Dans un texte qui justement donne sens à cette démarche de pratique réflexive et intitulé Une approche philosophique du sens des valeurs. Se transformer soi-même pour transformer le monde ?, Adélaïde De Lastic rappelle que le sens recouvre trois réalités : la direction, la signification et la sensation/sensibilité/sensualité. Un élément fort intéressant qui est rapporté concerne le fait que « le sens n'est pas dans les choses elles-mêmes. C'est notre façon d'organiser nos représentations et d'attribuer à chacune une place dans un système, qui fait correspondre des signes aux choses, et qui nous conduit à conférer à chacun de ces signes un sens particulier » (De Lastic, s.d., p. 8). Plus près de nous en orientation, un article de Christine Mias pour la revue L’Orientation scolaire et professionnelle intitulé L’autobiographie raisonnée, outil desanalyses de pratiques en formation  La quête de sens est plus facilement opérable en contexte d’orientation lorsque l’on permet au client de soutenir une certaine distance sur l’analyse de son expérience. Entre autre, l’usage de l’autobiographie et autres outil de récits d’expérience où la personne peut mettre « à plat » par écrit favorise ce que l’auteure nomme être une « rupture avec le sens ordinaire » et permet  une recherche d’implication (recherche par l’action) et une recherche d’application (recherche pour l’action). » (Mias, s.d.) L’auteure apporte également une distinction importante entre sens et signification : « le sens étant une construction mentale spécifique qui s’effectue chez un sujet à l’occasion d’une expérience et la signification est plutôt de l’ordre d’une adresse à autrui. Immanquablement, cela suggère qu’il peut se perdre un peu de sens entre sens (expérience subjective) et signification (expérience objectivée). La poursuite de mes lectures sur la philosophie du sens m’amène à certains constats pratiques pour l’orientation :


·         Intervenir sur le sens implique… la sensibilité du client et du conseiller à leur expérience subjective et intersubjective. En clair, le sens n’est pas de l’ordre premier du déductif, mais plutôt de l’inductif, de même que de l’ordre gestaltiste de « contact » avec son expérience.
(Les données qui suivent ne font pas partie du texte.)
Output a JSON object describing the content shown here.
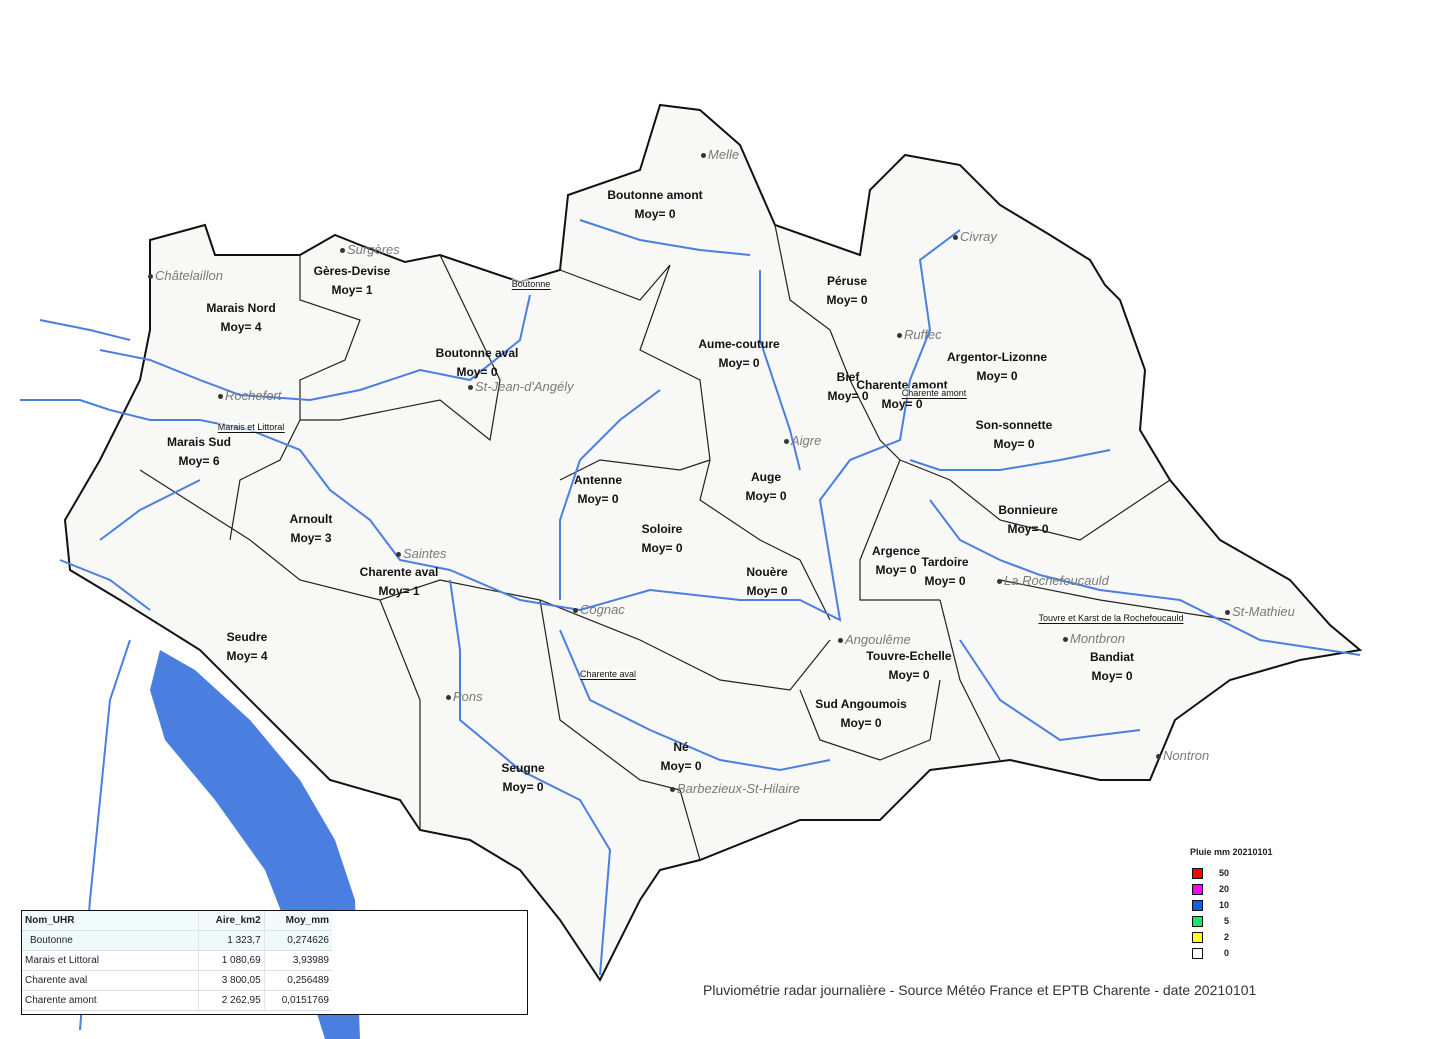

·         Intervenir sur le sens implique la mobilisation … de tous les sens rattachés à l’expérience, que ce soit le cognitif, l’affectif, le comportemental et le somatique.

·         Intervenir sur le sens implique … la quête d’une direction de l’être au travers de temps et d’espaces expérientiels, en clair de ce qui à la manière de l’ID rattachée à l’identité s’est maintenu, se maintien et devrait se maintenir dans les forces, les actions, les pulsions, les fantasmes existentiels de la personne.
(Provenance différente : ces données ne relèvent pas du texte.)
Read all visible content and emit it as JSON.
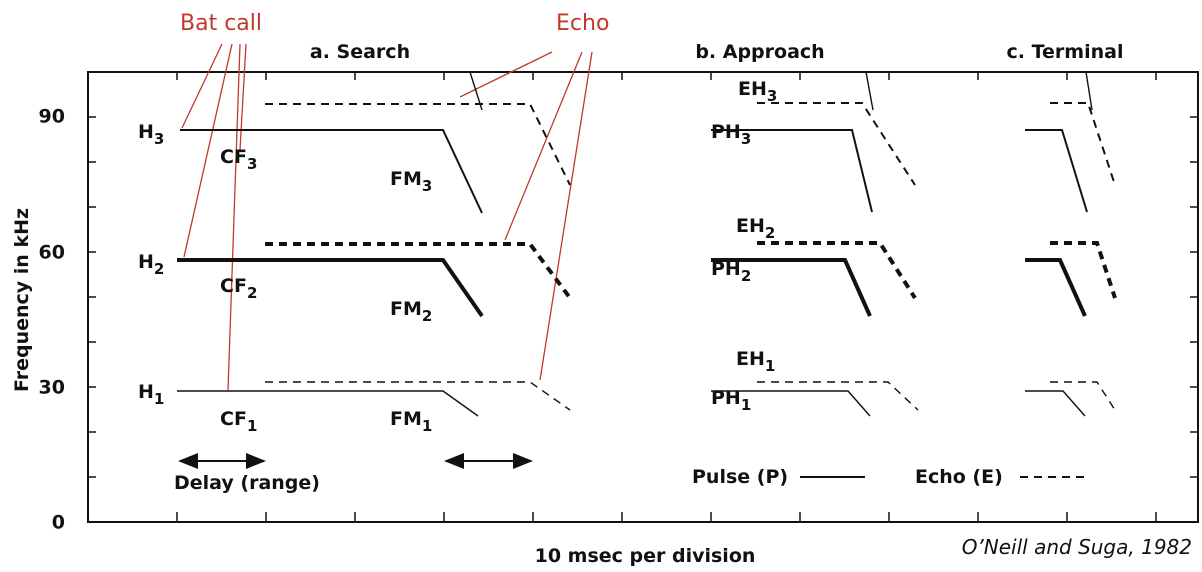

·         Intervenir sur le sens implique … malgré la suite spatio-temporelle d’expression du soi rapporté au picot précédent … que le sens ne peut être catégoriser à l’intérieur de types, de catégories ou de cadres prédéfinis, mais bien induits, produit de l’expérience unique de la personne qui cherche sens. En somme, le sens n’est pas donné, il se donne !


En espérant que cette aventure réflexive puisse procurer du sens cognitif, directif et sensitif à votre expérience de professionnel de l’orientation et du développement de carrière ! 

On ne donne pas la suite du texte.